There were numerous wars and disturbances across the archipelago as various indigenous Indonesian groups resisted efforts to establish a Dutch hegemony, which weakened Dutch control and tied up its military forces. In the seventeenth century the VOC had used its superior arms, and Buginese (from Sulawesi) and Ambonese (from Maluku) mercenaries to expand and protect its trading interests across the archipelago. During the Dutch East Indies era, the most prolonged conflicts were the Padri War in Sumatra (1821–38), the Java War (1825–30) led by Prince Diponegoro, and a bloody thirty-year war in Aceh.

Disturbances continued to break out on both Java and Sumatra during the remainder of the 19th century, and between 1846 and 1849, expeditions to conquer Bali were largely unsuccessful. The Banjarmasin War in south east Borneo resulted in the Dutch defeat of the sultan. In Aceh, guerrilla leaders fought off Dutch invasion in what was the longest and bloodiest conflict from 1873 to Acehnese surrender in 1908. As exploitation of Indonesian resources expanded off Java, most of the outer islands came under direct Dutch government control or influence. Significant Indonesian piracy remained a problem for the Dutch until the mid-19th century.

Southwestern Sulawesi was occupied in 1905–06, the island of Bali in 1906, and the Bird's Head Peninsula (West Papua), was brought under Dutch administration in 1920. The invasion and occupation of Indonesia during World War II, brought about the destruction of the colonial state in Indonesia, as the Japanese removed as much of the Dutch state as they could, replacing it with their own regime. Although the top positions were held by the Japanese, the internment of all Dutch citizens meant that Indonesians filled many leadership and administrative positions. Following the Japanese surrender in August 1945, nationalist leaders Sukarno and Hatta declared Indonesian independence. After a 4-year war, in which the Dutch re-occupied most of the colony, Indonesia was granted independence on December 27, 1949 due largely to international pressure.

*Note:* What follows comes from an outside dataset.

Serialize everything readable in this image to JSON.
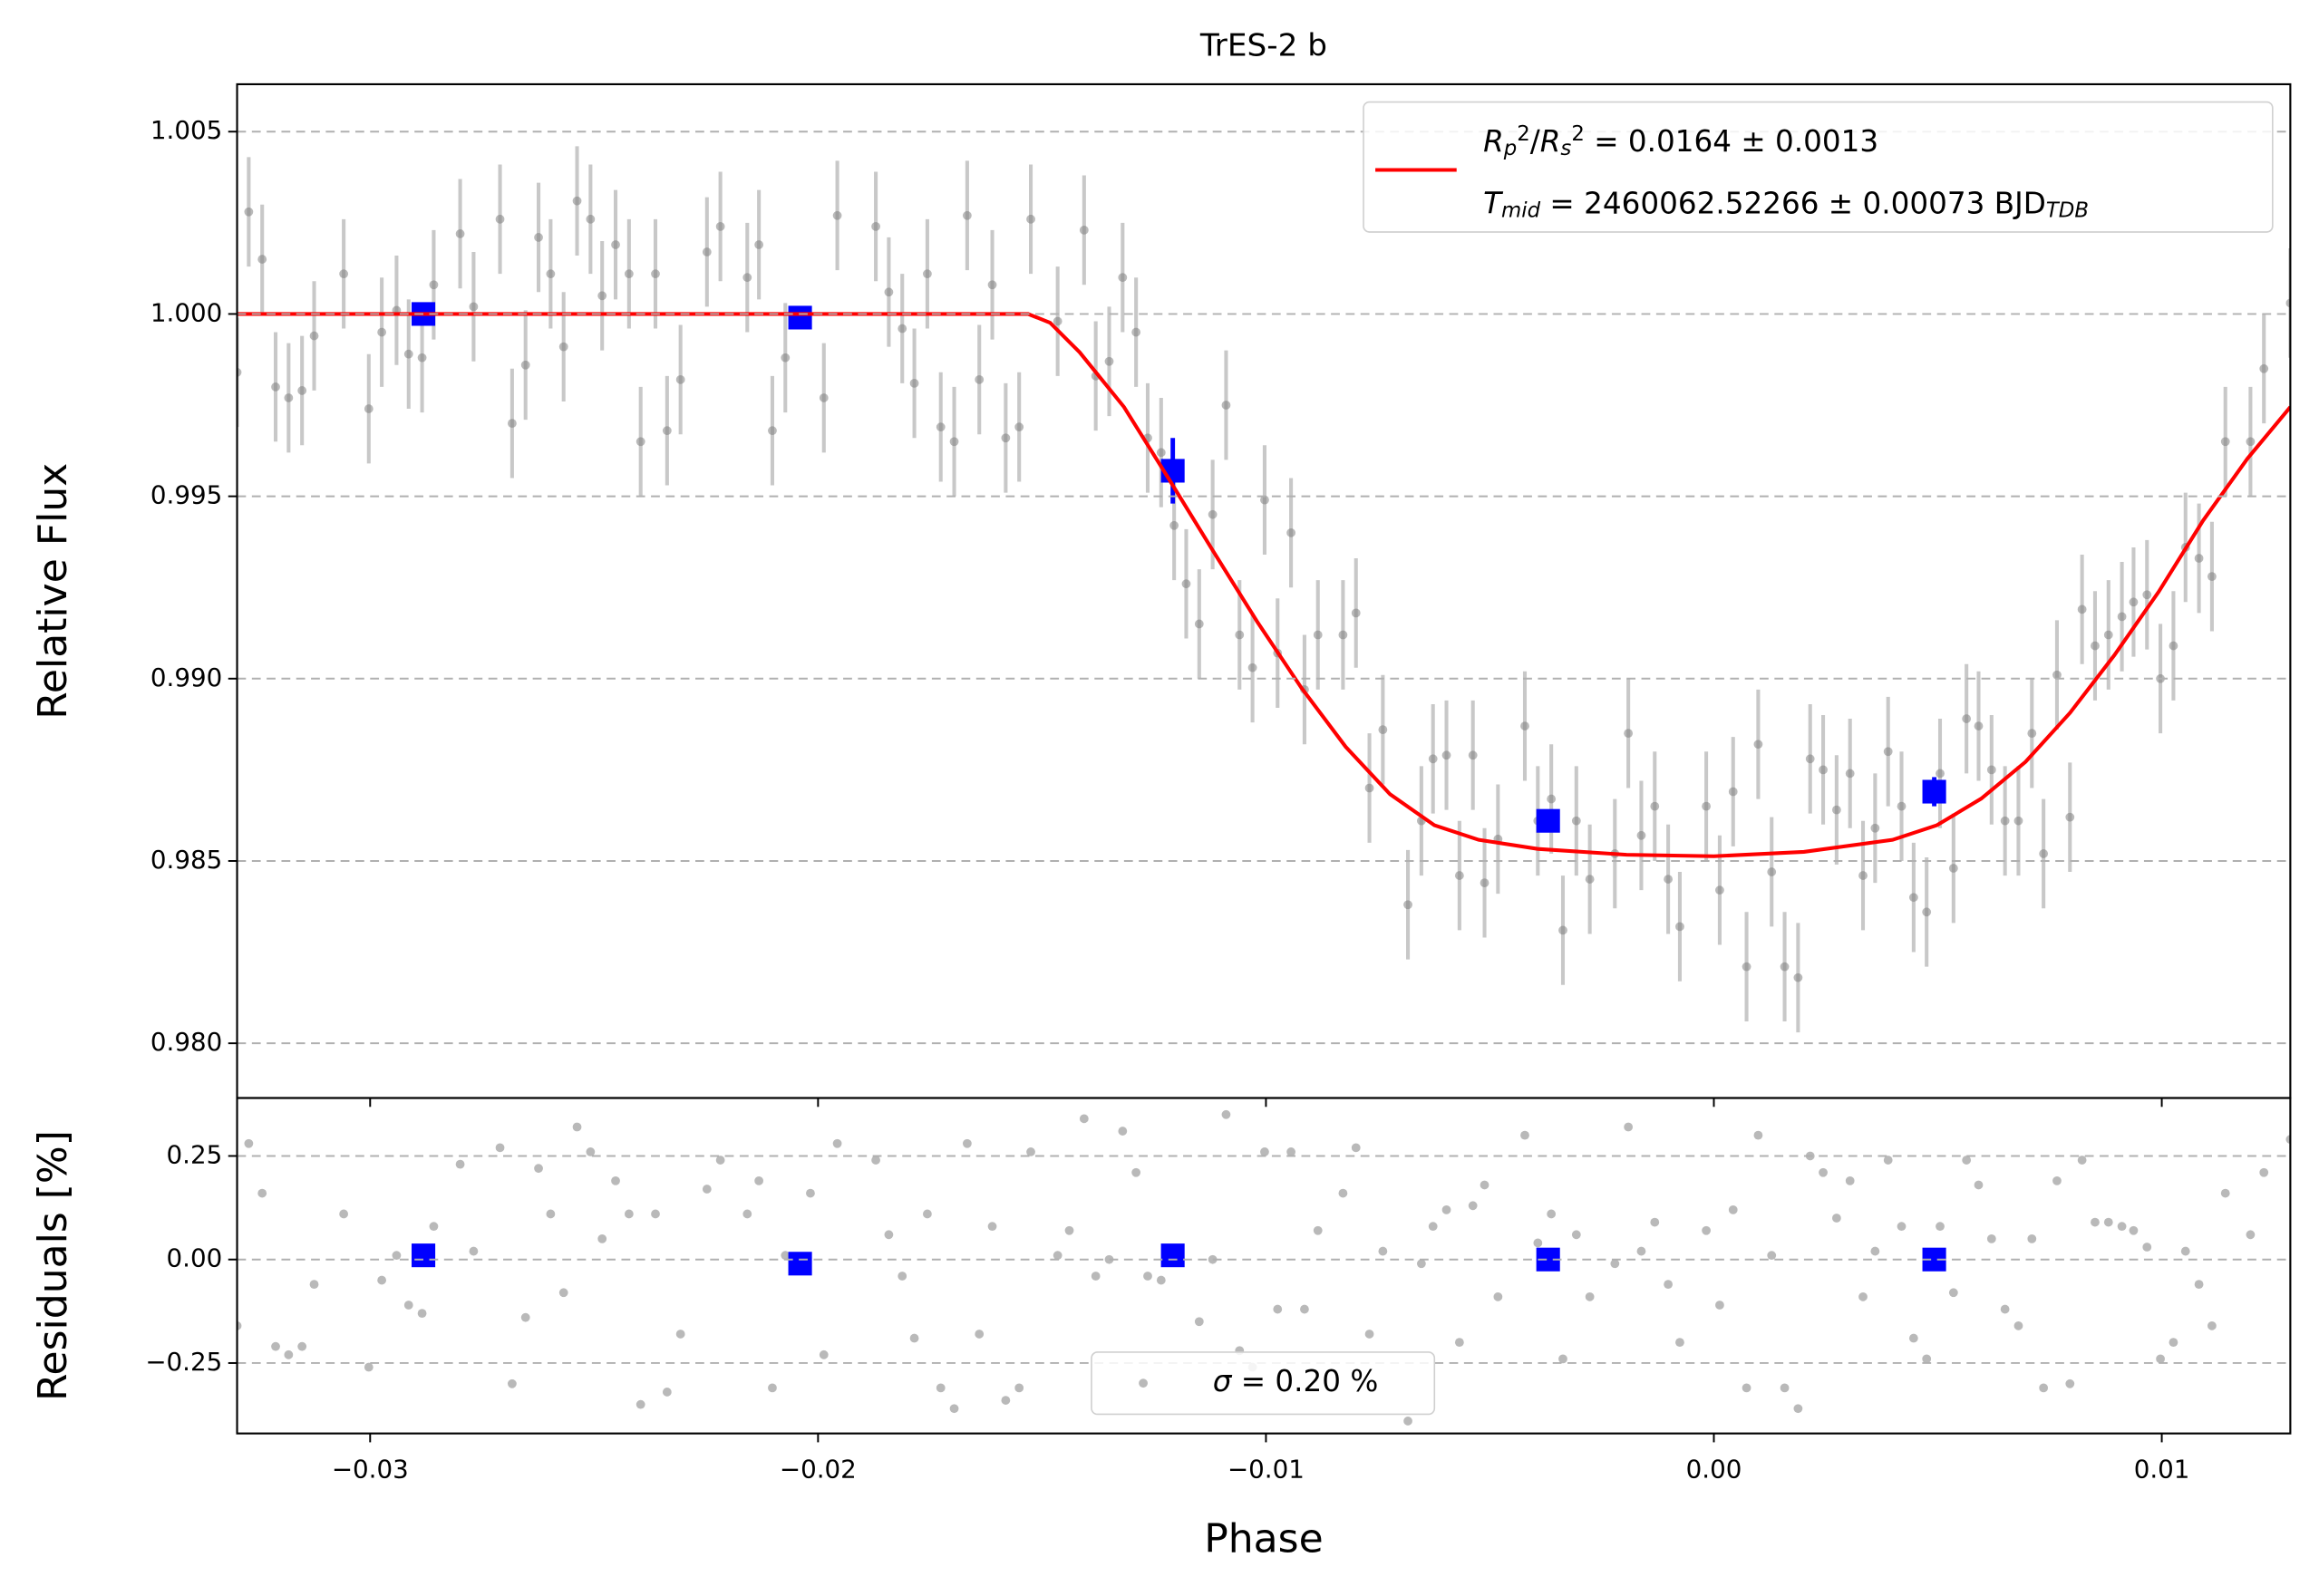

In 1949, when the rest of the Dutch East Indies became fully independent as Indonesia, the Dutch retained sovereignty over western New Guinea, and took steps to prepare it for independence as a separate country. Some five thousand teachers were flown there. The Dutch put an emphasis upon political, business, and civic skills. Indonesia attempted to invade the region on December 18, 1961. Following some skirmishes between Indonesian and Dutch forces an agreement was reached and the territory was placed under United Nations administration in October 1962 It was subsequently transferred to Indonesia in May 1963. The territory was formally annexed by Indonesia in 1969.